REPUBLIKA.CO.ID, JAKARTA -- Santri memiliki jejak perjuangan melawan penjajah Belanda yang ingin kembali menjajah Indonesia dengan mendompleng tentara sekutu. Melalui Resolusi Jihad dan Fatwa Jihad yang dipelopori KH Hasyim Asy'ari, para santri di bawah pimpinan para kiai menunjukkan kesatupaduan mereka melawan Belanda setelah dua bulan proklamasi kemerdekaan 17 Agustus 1945.
"Prinsip ini yang menurut saya tetap relevan untuk tetap bisa dihadirkan kembali agar santri berjihad sebagaimana para santri dahulu berjihad membebaskan Indonesia dari penjajahan Belanda. Dan sekarang, juga berjihad untuk mengoreksi agar Indonesia tidak dijajah yang dalam bahasa Bung Karno neo-colonialism," jelas Cendekiawan Muslim, Hidayat Nur Wahid, kepada Republika.co.id, Rabu (20/10), dalam rangka memaknai Hari Santri yang jatuh pada 22 Oktober.

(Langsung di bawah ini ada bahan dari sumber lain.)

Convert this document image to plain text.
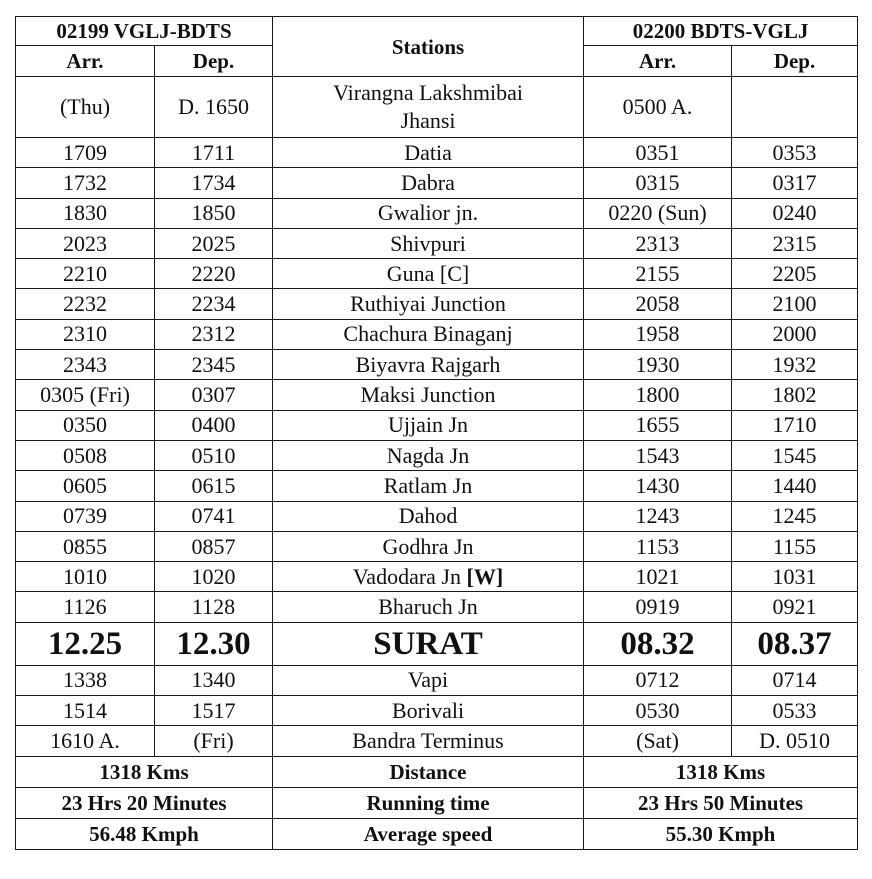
02199 VGLJ-BDTS		Stations	02200 BDTS-VGLJ	
Arr.	Dep.		Arr.	Dep.
(Thu)	D. 1650	Virangna Lakshmibai Jhansi	0500 A.	
1709	1711	Datia	0351	0353
1732	1734	Dabra	0315	0317
1830	1850	Gwalior jn.	0220 (Sun)	0240
2023	2025	Shivpuri	2313	2315
2210	2220	Guna [C]	2155	2205
2232	2234	Ruthiyai Junction	2058	2100
2310	2312	Chachura Binaganj	1958	2000
2343	2345	Biyavra Rajgarh	1930	1932
0305 (Fri)	0307	Maksi Junction	1800	1802
0350	0400	Ujjain Jn	1655	1710
0508	0510	Nagda Jn	1543	1545
0605	0615	Ratlam Jn	1430	1440
0739	0741	Dahod	1243	1245
0855	0857	Godhra Jn	1153	1155
1010	1020	Vadodara Jn [W]	1021	1031
1126	1128	Bharuch Jn	0919	0921
12.25	12.30	SURAT	08.32	08.37
1338	1340	Vapi	0712	0714
1514	1517	Borivali	0530	0533
1610 A.	(Fri)	Bandra Terminus	(Sat)	D. 0510
1318 Kms		Distance	1318 Kms	
23 Hrs 20 Minutes		Running time	23 Hrs 50 Minutes	
56.48 Kmph		Average speed	55.30 Kmph	
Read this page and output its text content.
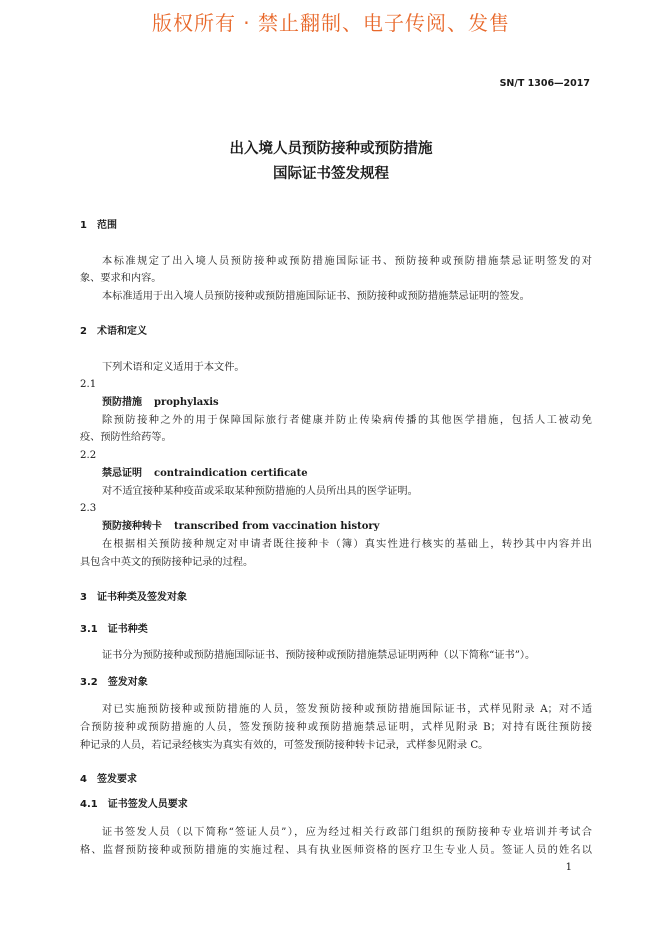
版权所有 · 禁止翻制、电子传阅、发售
SN/T 1306—2017
出入境人员预防接种或预防措施
国际证书签发规程
1　范围
本标准规定了出入境人员预防接种或预防措施国际证书、预防接种或预防措施禁忌证明签发的对
象、要求和内容。
本标准适用于出入境人员预防接种或预防措施国际证书、预防接种或预防措施禁忌证明的签发。
2　术语和定义
下列术语和定义适用于本文件。
2.1
预防措施 prophylaxis
除预防接种之外的用于保障国际旅行者健康并防止传染病传播的其他医学措施，包括人工被动免
疫、预防性给药等。
2.2
禁忌证明 contraindication certificate
对不适宜接种某种疫苗或采取某种预防措施的人员所出具的医学证明。
2.3
预防接种转卡 transcribed from vaccination history
在根据相关预防接种规定对申请者既往接种卡（簿）真实性进行核实的基础上，转抄其中内容并出
具包含中英文的预防接种记录的过程。
3　证书种类及签发对象
3.1　证书种类
证书分为预防接种或预防措施国际证书、预防接种或预防措施禁忌证明两种（以下简称“证书”）。
3.2　签发对象
对已实施预防接种或预防措施的人员，签发预防接种或预防措施国际证书，式样见附录 A；对不适
合预防接种或预防措施的人员，签发预防接种或预防措施禁忌证明，式样见附录 B；对持有既往预防接
种记录的人员，若记录经核实为真实有效的，可签发预防接种转卡记录，式样参见附录 C。
4　签发要求
4.1　证书签发人员要求
证书签发人员（以下简称“签证人员”），应为经过相关行政部门组织的预防接种专业培训并考试合
格、监督预防接种或预防措施的实施过程、具有执业医师资格的医疗卫生专业人员。签证人员的姓名以
1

Alumnus Pondok Pesantren Modern Gontor Darussalam itu menyampaikan, ada berbagai bentuk neokolonialisme dalam konteks santri. Misalnya liberalisme, hedonisme, sekularisme, komunisme, dan radikalisme yang memang tidak sesuai dengan ajara Islam ahlussunnah wal jamaah.

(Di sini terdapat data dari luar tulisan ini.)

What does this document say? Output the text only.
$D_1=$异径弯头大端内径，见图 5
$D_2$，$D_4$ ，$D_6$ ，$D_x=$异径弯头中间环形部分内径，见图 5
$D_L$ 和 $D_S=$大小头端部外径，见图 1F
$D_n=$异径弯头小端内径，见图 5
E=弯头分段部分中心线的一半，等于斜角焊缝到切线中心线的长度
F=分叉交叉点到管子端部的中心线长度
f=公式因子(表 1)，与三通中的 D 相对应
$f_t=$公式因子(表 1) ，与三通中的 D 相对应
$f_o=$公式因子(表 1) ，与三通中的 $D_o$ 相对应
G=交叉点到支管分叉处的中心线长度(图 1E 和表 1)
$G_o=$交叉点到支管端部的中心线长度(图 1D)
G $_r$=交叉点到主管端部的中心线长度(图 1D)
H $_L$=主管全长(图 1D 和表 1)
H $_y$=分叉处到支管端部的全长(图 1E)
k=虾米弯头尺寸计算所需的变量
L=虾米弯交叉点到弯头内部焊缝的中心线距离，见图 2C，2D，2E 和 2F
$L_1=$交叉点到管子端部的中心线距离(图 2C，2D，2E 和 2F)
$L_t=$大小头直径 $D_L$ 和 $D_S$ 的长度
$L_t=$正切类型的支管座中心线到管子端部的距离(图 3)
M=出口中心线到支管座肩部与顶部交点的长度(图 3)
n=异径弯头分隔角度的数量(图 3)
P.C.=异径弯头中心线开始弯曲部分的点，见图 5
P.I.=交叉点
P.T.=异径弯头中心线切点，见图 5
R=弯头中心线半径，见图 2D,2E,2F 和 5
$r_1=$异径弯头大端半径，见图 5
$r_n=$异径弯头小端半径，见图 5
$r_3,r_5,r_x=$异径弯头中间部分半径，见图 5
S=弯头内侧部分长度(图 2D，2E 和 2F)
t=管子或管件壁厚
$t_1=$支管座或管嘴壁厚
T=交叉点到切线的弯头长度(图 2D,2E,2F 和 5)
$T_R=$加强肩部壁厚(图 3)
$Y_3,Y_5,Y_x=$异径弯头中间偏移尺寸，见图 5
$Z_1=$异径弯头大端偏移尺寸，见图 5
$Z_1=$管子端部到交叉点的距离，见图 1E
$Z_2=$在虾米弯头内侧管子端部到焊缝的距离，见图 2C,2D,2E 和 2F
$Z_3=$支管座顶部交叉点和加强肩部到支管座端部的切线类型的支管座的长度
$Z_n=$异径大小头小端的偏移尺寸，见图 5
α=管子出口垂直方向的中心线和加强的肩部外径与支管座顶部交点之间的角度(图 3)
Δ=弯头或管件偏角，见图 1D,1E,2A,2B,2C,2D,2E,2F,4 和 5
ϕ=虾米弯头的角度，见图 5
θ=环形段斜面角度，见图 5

Bentuk neokolonialisme yang lain, lanjut Hidayat, juga bisa berupa kemiskinan, ketidakadilan, dan kebodohan. Santri berperan penting untuk maju membela bangsa dan negara agar terbebas dari belenggu kemiskinan. Neokolonialisme, menurutnya, juga terkait dengan kezaliman yang bisa meruntuhkan eksistensi bangsa.

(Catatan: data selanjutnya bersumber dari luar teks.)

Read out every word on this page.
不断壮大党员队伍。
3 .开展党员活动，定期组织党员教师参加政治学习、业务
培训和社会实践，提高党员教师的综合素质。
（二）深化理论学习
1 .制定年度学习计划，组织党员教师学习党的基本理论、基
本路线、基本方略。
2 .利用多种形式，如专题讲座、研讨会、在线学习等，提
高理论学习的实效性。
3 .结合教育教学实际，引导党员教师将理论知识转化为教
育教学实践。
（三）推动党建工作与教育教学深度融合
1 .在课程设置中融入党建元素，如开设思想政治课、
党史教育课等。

Dia mengingatkan, umat bisa hancur jika keadilan tidak ditegakkan. Sehingga Rasulullah SAW mengajarkan tentang penegakan keadilan. Selain itu, para santri juga harus mampu berperan dengan menghadirkan ilmu untuk menyelamatkan bangsa dan negara dari dampak-dampak negatif yang dihasilkan dari situasi di era disrupsi saat ini.